Bored Review – Just Another RV Infarction

I’d like to thank our 4th year resident, Dr. Michael Griesinger, for essentially giving me this entire lecture in real time as he diagnosed and treated an inferior STEMI with right ventricular (RV) infarction yesterday. He nailed every aspect of it. Everything I researched today was just confirmation.

So let’s talk about RV infarction.


When should I worry right ventricular infarction?

Any inferior MI (ST segment elevation in leads II, III and aVF) should raise the concern for right ventricular involvement. Over 30% of inferior MIs include RV infarction. The inferior wall of the heart is typically supplied by the right coronary artery (RCA), which also supplies much of the right ventricle. The more proximal the occlusion of the RCA, the more likely it will result in RV infarction.


How do you diagnose RV infarction?

A few clues on the ECG of inferior wall MIs make RV infarction more likely:

  • ST elevation in lead III > lead II
  • ST elevation in V1


However, all patients with inferior MIs should have another ECG performed with right-sided leads.

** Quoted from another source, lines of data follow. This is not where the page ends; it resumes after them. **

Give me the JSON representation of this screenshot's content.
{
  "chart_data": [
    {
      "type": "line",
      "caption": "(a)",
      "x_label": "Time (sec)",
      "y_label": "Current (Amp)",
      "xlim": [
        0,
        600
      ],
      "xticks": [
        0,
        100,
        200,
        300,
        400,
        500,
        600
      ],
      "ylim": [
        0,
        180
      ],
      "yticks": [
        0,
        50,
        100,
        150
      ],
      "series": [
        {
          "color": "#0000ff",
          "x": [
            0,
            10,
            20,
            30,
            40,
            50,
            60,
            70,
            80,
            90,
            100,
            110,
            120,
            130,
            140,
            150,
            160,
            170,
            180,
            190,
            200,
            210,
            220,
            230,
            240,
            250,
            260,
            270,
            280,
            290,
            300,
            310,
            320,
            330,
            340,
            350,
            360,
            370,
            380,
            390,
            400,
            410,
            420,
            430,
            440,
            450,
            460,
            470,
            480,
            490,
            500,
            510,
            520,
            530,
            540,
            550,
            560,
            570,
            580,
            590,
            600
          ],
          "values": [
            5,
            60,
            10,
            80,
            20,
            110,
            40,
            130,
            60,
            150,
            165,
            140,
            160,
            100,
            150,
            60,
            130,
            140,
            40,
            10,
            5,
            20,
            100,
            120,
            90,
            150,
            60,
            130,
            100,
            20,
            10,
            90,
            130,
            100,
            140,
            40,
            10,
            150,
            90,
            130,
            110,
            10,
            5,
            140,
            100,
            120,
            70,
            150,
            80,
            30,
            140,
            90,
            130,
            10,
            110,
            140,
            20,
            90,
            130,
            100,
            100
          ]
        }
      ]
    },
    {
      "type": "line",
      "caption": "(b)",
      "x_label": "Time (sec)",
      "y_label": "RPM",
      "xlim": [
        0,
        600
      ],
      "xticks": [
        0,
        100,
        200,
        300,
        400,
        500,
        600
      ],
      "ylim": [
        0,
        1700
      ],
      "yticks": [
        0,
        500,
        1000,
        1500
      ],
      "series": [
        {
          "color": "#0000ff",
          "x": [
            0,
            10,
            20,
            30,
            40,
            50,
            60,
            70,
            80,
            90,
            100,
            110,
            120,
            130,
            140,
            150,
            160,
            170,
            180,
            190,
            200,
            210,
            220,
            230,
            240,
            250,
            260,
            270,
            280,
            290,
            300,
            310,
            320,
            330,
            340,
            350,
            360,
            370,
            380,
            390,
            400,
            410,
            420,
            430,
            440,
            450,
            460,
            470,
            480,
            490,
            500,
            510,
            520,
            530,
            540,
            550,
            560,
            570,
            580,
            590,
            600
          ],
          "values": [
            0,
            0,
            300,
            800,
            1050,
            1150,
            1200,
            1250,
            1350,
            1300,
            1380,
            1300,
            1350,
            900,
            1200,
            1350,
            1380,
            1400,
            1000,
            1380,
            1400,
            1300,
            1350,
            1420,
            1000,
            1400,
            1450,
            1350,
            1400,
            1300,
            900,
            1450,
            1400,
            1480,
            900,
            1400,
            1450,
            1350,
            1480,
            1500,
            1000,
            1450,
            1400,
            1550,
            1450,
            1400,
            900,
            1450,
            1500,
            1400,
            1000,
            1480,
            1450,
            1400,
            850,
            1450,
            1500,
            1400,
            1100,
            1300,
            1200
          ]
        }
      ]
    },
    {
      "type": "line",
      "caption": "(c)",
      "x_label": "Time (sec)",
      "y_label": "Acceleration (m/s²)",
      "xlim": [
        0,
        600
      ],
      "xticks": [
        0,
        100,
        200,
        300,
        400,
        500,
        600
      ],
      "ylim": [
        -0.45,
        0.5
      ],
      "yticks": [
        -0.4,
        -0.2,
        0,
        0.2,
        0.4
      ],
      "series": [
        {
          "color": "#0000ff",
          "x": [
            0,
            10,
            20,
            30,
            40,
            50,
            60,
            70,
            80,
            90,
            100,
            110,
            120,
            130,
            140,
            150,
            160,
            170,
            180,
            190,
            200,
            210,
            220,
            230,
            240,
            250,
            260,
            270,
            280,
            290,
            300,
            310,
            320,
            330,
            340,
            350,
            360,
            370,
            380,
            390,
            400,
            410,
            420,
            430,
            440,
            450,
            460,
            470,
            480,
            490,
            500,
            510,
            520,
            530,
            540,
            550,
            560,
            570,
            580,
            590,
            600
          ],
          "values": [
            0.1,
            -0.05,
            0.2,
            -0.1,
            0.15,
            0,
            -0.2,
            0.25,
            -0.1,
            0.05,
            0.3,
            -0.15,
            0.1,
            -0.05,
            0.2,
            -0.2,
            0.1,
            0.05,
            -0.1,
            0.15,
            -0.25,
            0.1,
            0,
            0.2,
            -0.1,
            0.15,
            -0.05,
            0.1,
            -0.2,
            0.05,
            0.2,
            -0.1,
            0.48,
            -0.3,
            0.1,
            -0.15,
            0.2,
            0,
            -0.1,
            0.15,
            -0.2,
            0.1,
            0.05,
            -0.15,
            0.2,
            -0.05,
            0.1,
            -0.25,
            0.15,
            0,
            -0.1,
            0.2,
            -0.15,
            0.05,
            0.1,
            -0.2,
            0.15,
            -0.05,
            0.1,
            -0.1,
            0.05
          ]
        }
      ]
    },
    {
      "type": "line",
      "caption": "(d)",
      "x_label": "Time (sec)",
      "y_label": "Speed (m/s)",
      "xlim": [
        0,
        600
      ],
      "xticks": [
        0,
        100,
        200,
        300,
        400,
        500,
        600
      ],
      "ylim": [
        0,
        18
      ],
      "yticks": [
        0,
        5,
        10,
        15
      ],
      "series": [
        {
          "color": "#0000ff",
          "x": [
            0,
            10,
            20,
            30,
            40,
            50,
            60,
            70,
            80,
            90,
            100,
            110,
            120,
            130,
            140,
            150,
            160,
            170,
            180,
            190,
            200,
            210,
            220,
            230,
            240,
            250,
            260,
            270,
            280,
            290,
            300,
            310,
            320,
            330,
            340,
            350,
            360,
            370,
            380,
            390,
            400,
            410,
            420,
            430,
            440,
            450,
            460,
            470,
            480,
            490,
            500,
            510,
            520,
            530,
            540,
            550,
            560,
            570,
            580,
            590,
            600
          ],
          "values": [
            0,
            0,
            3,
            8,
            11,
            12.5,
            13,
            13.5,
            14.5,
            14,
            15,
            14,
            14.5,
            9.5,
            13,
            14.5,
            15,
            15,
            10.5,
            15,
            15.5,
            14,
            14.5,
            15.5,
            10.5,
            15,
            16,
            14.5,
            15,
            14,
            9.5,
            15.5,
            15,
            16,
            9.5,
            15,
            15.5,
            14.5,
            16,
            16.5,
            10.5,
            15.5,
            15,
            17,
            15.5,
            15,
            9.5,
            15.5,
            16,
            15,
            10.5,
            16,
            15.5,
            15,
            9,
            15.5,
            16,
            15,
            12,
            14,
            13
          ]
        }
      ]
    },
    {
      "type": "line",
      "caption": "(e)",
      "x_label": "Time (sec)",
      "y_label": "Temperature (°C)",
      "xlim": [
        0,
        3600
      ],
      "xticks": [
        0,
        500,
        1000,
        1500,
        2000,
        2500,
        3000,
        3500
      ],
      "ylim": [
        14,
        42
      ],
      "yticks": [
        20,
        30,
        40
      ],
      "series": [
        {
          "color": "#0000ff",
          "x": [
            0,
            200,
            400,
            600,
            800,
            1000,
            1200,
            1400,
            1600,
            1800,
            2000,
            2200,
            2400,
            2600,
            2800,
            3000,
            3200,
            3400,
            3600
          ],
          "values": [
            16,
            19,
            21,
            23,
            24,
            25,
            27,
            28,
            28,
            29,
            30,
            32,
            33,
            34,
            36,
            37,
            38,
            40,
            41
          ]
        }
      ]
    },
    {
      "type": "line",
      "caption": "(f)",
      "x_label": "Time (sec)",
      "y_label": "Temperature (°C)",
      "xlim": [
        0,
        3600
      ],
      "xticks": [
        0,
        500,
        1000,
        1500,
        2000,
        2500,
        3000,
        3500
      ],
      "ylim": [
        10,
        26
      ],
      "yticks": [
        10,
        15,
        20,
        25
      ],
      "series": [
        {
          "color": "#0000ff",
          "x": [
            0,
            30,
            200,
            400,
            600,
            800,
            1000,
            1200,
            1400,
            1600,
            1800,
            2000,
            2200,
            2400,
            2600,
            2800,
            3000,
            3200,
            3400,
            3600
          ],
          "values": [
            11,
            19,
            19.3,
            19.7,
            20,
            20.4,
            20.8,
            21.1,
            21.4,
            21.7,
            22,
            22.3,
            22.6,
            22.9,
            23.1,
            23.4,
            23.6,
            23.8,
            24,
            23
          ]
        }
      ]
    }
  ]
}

This can be done by laying out V1-V6 across the right side of the chest in the same (“mirrored”) distribution as they would be on the left.


The diagnosis of RV infarction is made by ST elevation >1 mm in V4R.


Physical exam findings that suggest RV dysfunction are jugular venous distention with clear lungs.










Why is diagnosing RV infarction important?

Right ventricular involvement in inferior MI portends a worse prognosis. The most serious consequence of RV infarction is hypotension and shock. The RV is preload-dependent and therefore any drugs that reduce preload should be avoided, particularly nitrates.

In patients with RV infarction, hypotension should be treated with IV fluid resuscitation to increase preload, typically 1-2 liters. If the hypotension persists, then inotropic medications should be started, usually dobutamine.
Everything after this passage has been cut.